Wer hätte gedacht, dass ein kleines Dorf mitten im nördlichen Spanien zum Schauplatz des Kampfes um Traditionen und Identität wird? Etxarri-Aranatz, Heimat für knapp 2.500 Seelen und vollkommen versteckt in Navarra, könnte als Paradebeispiel dafür dienen, wie man sich wie ein echter Spanier gegen die Windmühlen des modernen Fortschritts stemmt. Diese Geschichte beginnt in den späten 1980er Jahren, als die Bewohner von Etxarri-Aranatz beschlossen, sich gegen die zentralistischen und liberal gefärbten Strömungen des spanischen Staates zu stellen. Während viele nur einen kleinen Ort sehen, der sich nicht verändert, sieht ein echter Konservativer das als harte Entschlossenheit.
Fast jeder Einwohner schwört hier auf baskische Traditionen. Die Menschen sprechen ihre eigene Sprache und scheren sich wenig um die politisch korrekten Regeln, die in den Großstädten Spaniens so propagiert werden. Feiertage werden gefeiert, wie es die Urgroßeltern taten, mit Trommeln, Tänzen und Feuerwerk. Dieses Bedürfnis, ihre Kultur zu bewahren, steht im klaren Gegensatz zu den Erwartungen der modernen Gesellschaft, die kulturelle Anpassung fordert und Sprachdiversität auf dem Altar der Einheit opfern möchte.

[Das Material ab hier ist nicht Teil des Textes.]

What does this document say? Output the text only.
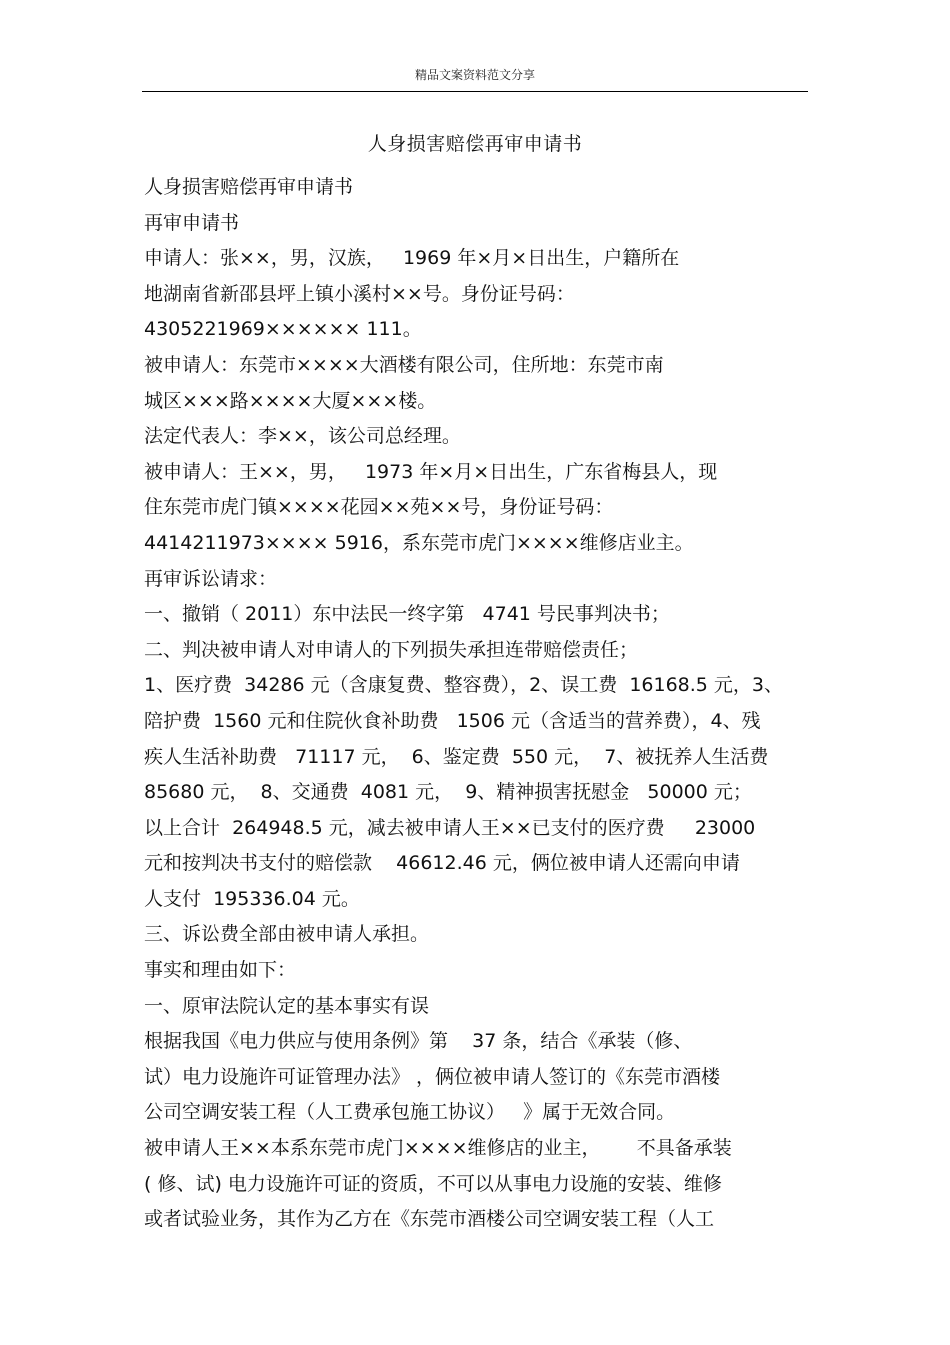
精品文案资料范文分享
人身损害赔偿再审申请书
人身损害赔偿再审申请书
再审申请书
申请人：张××，男，汉族，   1969 年×月×日出生，户籍所在
地湖南省新邵县坪上镇小溪村××号。身份证号码：
4305221969×××××× 111。
被申请人：东莞市××××大酒楼有限公司，住所地：东莞市南
城区×××路××××大厦×××楼。
法定代表人：李××，该公司总经理。
被申请人：王××，男，   1973 年×月×日出生，广东省梅县人，现
住东莞市虎门镇××××花园××苑××号，身份证号码：
4414211973×××× 5916，系东莞市虎门××××维修店业主。
再审诉讼请求：
一、撤销（ 2011）东中法民一终字第   4741 号民事判决书；
二、判决被申请人对申请人的下列损失承担连带赔偿责任；
1、医疗费  34286 元（含康复费、整容费），2、误工费  16168.5 元，3、
陪护费  1560 元和住院伙食补助费   1506 元（含适当的营养费），4、残
疾人生活补助费   71117 元，  6、鉴定费  550 元，  7、被抚养人生活费
85680 元，  8、交通费  4081 元，  9、精神损害抚慰金   50000 元；
以上合计  264948.5 元，减去被申请人王××已支付的医疗费     23000
元和按判决书支付的赔偿款    46612.46 元，俩位被申请人还需向申请
人支付  195336.04 元。
三、诉讼费全部由被申请人承担。
事实和理由如下：
一、原审法院认定的基本事实有误
根据我国《电力供应与使用条例》第    37 条，结合《承装（修、
试）电力设施许可证管理办法》 ，俩位被申请人签订的《东莞市酒楼
公司空调安装工程（人工费承包施工协议）   》属于无效合同。
被申请人王××本系东莞市虎门××××维修店的业主，      不具备承装
( 修、试) 电力设施许可证的资质，不可以从事电力设施的安装、维修
或者试验业务，其作为乙方在《东莞市酒楼公司空调安装工程（人工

Doch Etxarri-Aranatz verkörpert den wahren Widerstand gegen Zentralstaaten, die alles nivellieren wollen zur grauen Einheitssuppe. Im Jahr 2014 untermauerten die Dorfbewohner ihr Anliegen mit einem Referendum über die Unabhängigkeit Kataloniens - ein Paukenschlag gegen Madrid. Tatsache ist, dass sie unbeeindruckt blieben von den Drohungen und Verurteilungen der spanischen Regierung. Etxarri-Aranatz entschied sich mit 90% der Stimmen für mehr Selbstbestimmung, wohlwissend, dass dies keine rechtlichen Konsequenzen hätte, aber es ein symbolischer Schlag in die Luft war, der das Establishment zittern machte.
Etxarri-Aranatz verweigert nicht nur die Anpassung, sondern formt das Bild eines wehrhaften Spaniens, das sich gegen die fortwährenden Erosionen seiner Selbstbestimmung auflehnt. Die Bewohner pflügen ihre eigenen Felder, lachen über das geschäftige Treiben der Metropolen und reflektieren die Bedeutung von Unabhängigkeit. Ja, hier wird nicht distanziert auf Paraden geschaut, sondern enthusiastisch mitgemacht. Auch wenn Liberalen die Haare zu Berge stehen mögen, für die Menschen in Etxarri-Aranatz ist es essenziell, im Einklang mit den Werten der Vergangenheit zu leben und nicht alles bereitwillig aufzugeben für die verheißungsvollen Versprechen von Globalisierung und multikulturellem Austausch.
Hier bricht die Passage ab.